Art and Life in Richard Linklater's "Blue Moon" and "Nouvelle Vague"
Briefly

Art and Life in Richard Linklater's "Blue Moon" and "Nouvelle Vague"
"In his two new movies-"Blue Moon," about the lyricist Lorenz Hart, and "Nouvelle Vague," about the director Jean-Luc Godard's making of "Breathless"-the central conflicts involve time. Linklater has made two dozen features in a career now in its fourth decade; having learned to work the clock, he finds pathos in the idea of two artists at risk of being late."
"The story involves two waiting games. Larry knows that he'll have to put on a brave face when Rodgers, Hammerstein, and their entourage arrive. He's also waiting for a woman, who, he tells Eddie, is twenty and beautiful. He is forty-seven, with a slicked-down comb-over, and all too conscious of being short and wizened. In other words, the vainly hopeful Larry is about to endure twin humiliations, leaving him feeling bumped out of his life and into the past-a has-been, instantly old."

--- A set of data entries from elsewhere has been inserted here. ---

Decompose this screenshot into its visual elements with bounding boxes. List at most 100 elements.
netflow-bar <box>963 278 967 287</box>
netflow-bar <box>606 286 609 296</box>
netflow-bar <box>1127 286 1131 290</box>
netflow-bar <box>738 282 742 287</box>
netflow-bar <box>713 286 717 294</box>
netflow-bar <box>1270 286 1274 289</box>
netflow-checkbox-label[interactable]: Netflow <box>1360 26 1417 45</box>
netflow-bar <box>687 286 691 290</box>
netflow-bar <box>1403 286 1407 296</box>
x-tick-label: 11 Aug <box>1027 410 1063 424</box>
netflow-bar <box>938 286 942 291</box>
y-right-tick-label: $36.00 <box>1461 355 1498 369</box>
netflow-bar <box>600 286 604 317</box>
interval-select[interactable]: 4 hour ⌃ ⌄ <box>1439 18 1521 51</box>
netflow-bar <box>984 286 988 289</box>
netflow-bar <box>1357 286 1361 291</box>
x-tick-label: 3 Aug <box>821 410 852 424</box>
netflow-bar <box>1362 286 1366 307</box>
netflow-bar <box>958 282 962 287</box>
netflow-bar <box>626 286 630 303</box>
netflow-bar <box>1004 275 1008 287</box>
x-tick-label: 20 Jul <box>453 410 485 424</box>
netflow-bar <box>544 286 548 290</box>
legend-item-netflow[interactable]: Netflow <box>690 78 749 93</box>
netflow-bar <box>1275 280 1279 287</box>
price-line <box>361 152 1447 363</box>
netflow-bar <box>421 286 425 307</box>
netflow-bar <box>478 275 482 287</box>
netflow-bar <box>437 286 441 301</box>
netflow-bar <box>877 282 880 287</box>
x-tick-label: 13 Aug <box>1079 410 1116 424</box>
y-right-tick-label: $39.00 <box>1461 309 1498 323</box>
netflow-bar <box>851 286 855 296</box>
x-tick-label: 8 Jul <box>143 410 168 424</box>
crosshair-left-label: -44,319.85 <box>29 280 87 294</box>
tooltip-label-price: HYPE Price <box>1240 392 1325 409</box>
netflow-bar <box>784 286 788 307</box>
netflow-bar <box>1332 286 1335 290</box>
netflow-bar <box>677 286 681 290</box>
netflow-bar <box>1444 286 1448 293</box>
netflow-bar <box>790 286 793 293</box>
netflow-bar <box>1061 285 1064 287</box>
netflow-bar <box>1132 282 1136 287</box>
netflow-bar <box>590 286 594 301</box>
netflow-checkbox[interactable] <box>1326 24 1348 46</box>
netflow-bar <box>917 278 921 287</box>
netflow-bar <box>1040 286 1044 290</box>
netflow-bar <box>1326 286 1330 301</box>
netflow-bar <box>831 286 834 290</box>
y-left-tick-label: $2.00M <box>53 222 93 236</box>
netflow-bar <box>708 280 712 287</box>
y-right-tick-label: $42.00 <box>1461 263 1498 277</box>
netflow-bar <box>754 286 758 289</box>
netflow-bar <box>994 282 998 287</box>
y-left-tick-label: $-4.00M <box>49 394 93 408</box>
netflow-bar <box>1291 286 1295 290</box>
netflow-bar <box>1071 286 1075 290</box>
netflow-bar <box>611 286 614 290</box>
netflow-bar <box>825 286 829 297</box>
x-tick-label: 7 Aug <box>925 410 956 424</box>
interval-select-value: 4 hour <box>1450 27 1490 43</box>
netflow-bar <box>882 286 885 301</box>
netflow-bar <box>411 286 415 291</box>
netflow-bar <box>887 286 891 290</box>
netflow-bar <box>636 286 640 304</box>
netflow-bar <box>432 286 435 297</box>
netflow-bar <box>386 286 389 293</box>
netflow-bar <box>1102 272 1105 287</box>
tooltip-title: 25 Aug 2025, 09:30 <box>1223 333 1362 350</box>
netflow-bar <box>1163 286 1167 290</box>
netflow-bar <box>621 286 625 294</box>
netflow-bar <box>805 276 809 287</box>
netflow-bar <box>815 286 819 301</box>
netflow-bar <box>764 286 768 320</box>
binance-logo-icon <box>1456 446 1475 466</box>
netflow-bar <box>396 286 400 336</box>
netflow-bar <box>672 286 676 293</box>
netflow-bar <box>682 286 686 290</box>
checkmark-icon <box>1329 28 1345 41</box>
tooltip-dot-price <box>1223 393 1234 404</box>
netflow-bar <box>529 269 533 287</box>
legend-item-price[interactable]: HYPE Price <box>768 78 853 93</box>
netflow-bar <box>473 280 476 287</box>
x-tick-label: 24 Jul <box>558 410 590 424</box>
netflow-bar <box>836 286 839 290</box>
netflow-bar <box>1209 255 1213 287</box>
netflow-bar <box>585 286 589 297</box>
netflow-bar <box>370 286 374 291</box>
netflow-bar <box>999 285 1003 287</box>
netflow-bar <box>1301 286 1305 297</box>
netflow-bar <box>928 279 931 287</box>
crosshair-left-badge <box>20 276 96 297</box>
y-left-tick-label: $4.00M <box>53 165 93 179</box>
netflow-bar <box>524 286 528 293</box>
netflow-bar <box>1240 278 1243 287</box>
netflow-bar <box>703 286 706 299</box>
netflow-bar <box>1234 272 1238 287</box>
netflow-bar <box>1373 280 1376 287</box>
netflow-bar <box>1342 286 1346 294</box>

Blue Moon is set in New York on March 31, 1943, mostly in Sardi's bar during the premiere of Oklahoma!. The film follows lyricist Lorenz Hart, called Larry, who leaves the show, takes refuge at the bar, and wrestles with bitterness, jealousy, and a sense of becoming obsolete while awaiting a young woman. Nouvelle Vague centers on Jean-Luc Godard's making of Breathless and also engages the theme of time. Both films frame central conflicts around waiting and the risk of artists being late, finding pathos in how professional and personal timing shapes reputation and selfhood.